While I’ve been working with the Intel x520 chipset creating virtual functions with ixgbe/ixgbevf I’ve found that guests are getting expected download speeds but aren’t at all getting the upload speeds I would expect. Here’s the results I’m seeing:

Here’s a comparison to the performance I’m seeing on the host system using the motherboard NIC:

Lastly here are the speed test results I’m seeing from the VM when I disable the x520 chipset entirely from the perspective of the guest and instead run the test while sharing the host networking adapter (no SR-IOV NIC - no discrete IPV4 assigned to the guest):

Both the Intel x520 SR-IOV NIC and the host’s integrated motherboard NIC are plugged into our top of rack switch and both the host and the guest have discrete IPV4 addresses assigned.
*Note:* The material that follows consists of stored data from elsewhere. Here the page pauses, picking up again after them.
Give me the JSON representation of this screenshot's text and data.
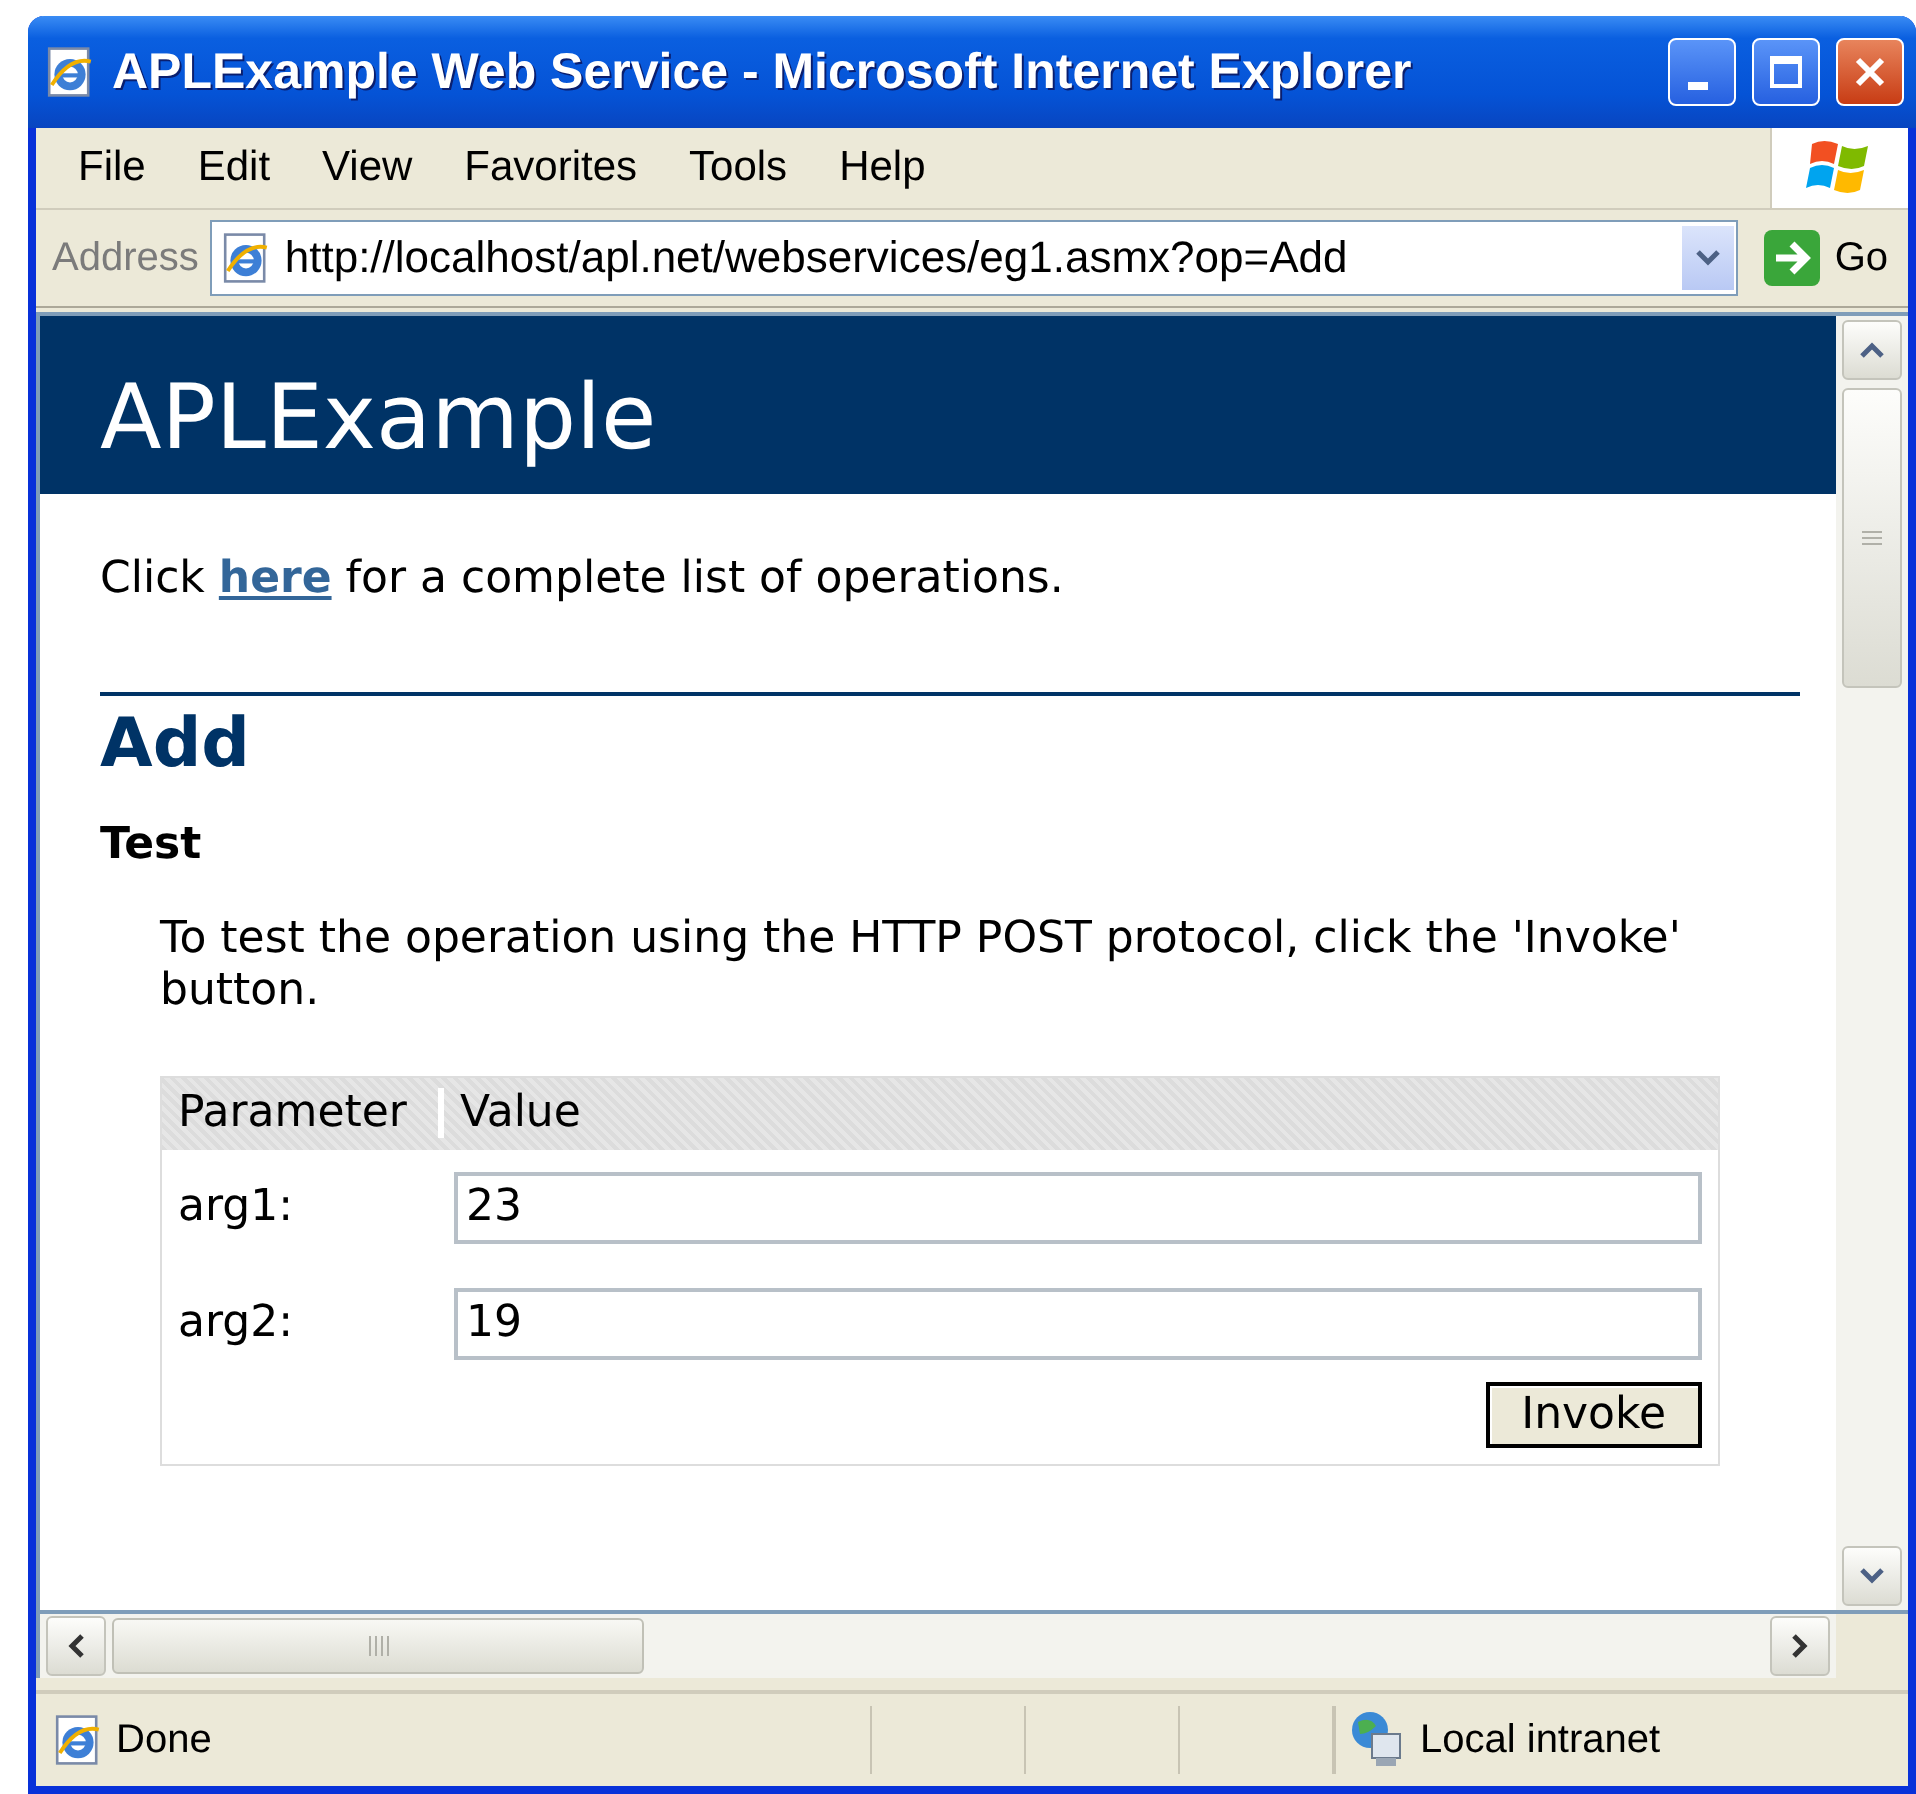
{
  "window": {
    "title": "APLExample Web Service - Microsoft Internet Explorer"
  },
  "menu": [
    {
      "label": "File"
    },
    {
      "label": "Edit"
    },
    {
      "label": "View"
    },
    {
      "label": "Favorites"
    },
    {
      "label": "Tools"
    },
    {
      "label": "Help"
    }
  ],
  "address_bar": {
    "label": "Address",
    "value": "http://localhost/apl.net/webservices/eg1.asmx?op=Add",
    "go": "Go"
  },
  "page": {
    "banner": "APLExample",
    "intro": {
      "before": "Click",
      "link": "here",
      "after": "for a complete list of operations."
    },
    "heading": "Add",
    "subheading": "Test",
    "instructions": "To test the operation using the HTTP POST protocol, click the 'Invoke' button.",
    "table": {
      "columns": [
        "Parameter",
        "Value"
      ],
      "rows": [
        {
          "label": "arg1:",
          "value": "23"
        },
        {
          "label": "arg2:",
          "value": "19"
        }
      ],
      "button": "Invoke"
    }
  },
  "status_bar": {
    "status": "Done",
    "zone": "Local intranet"
  }
}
In order to try to narrow the possible causes I disabled SR-IOV functionality and instead passed the full x520 interface into the guest (fat VFIO passthrough) and the results of the speed test in that scenario were near identical with around 2Mbit/s upload and 750Mbit/s download.
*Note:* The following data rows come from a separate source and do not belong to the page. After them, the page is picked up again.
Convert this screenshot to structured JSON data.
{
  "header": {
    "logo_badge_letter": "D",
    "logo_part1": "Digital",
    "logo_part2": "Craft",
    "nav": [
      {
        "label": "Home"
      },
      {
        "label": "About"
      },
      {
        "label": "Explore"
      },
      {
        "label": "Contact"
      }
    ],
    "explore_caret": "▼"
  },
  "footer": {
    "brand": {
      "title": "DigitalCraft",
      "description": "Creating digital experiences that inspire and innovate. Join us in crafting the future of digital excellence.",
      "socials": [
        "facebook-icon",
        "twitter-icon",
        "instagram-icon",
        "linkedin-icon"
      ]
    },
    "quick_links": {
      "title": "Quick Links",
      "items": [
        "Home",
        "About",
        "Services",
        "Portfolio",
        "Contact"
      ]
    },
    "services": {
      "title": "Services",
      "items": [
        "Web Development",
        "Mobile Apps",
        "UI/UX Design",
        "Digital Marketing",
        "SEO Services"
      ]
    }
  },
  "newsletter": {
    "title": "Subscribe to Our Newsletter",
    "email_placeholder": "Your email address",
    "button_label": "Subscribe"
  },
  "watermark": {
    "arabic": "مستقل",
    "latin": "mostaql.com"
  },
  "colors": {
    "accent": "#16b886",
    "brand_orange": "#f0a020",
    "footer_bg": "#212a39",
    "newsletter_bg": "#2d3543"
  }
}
I’m on a Dell R7610 host with the x520 on an 8xPCIe gen 3 slot. I’m using ADOP 10G SFP+ modules shown here:

Here is the /etc/modprobe.d/ixgbe.conf settings I am using (when virtual functions are disabled):
image

Here is the /etc/modprobe.d/ixgbe.conf settings I am using (when virtual functions are enabled):
image

I am kind of at a loss for how I could be receiving the expected throughput both is full VFIO passthrough mode and virtual function mode for the download speed but be seeing such a massive bottleneck on the upload speed. Any help would be much appreciated.

1 Like

Can you run iperf across the LAN and between 2 VMs? I agree you probably have an issue there but speedtest-cli can be all over the place. I’d like to see if there’s a difference when two instances of SRIOV are transferring to each other vs across a wire.

Can you also give a breakdown of the OS’s involved. I see the VM is ubuntu but not sure what the physical host is. I assume virtualizing with qemu/kvm?

1 Like

The host is Ubuntu 20.04 and the guest is also Ubuntu 20.04. I’ve run this same test in Windows 10 LTSC using the x520 virtual function drivers and seen the same results.

Will get an iperf between the VMs in a moment.

1 Like

Here are the iperf results. I performed this test between two virtual machines addressed by their discrete IPV4 addresses. Both VMs are utilizing SR-IOV networking on the same Intel x520 within the same host.

iperf server:

iperf client:

I just ran another test. This time between guests with discrete IPV4 addresses which are within the same server rack but on entirely separate physical hosts physical hosts (both identical Dell servers running the Intel x520 SR-IOV NIC).

iperf server:

iperf client:

So when VMs are addressing each other from within the same device (via WAN IP) there appears to be no problem at all but if they are addressing each other via WAN IP if they are within different devices then the same problem comes up as was seen with speedtest CLI when using SR-IOV networking.

I am at a total loss for what this could be.

thanks for the awesome information.

Sadly I have not yet found a fix for this. I’ve only confirmed that SR-IOV networking between VMs virtualized on the same host is fast but that all networking outside of the host including between hosts within the same cluster is bottlenecked down to speeds below 10Mbits/sec.

The only other step I can think to try is replacing the SFP modules and rerunning similar speed tests. I have some ordered that should arrive this week but until then I’m kind of at a loss for what to try next. If I am able to identify a fix for this issue I’ll post back here.

1 Like

I know this is a lot of work, but could you try ESXi, Hyper-V or some other platform to see if it’s a bug in the driver?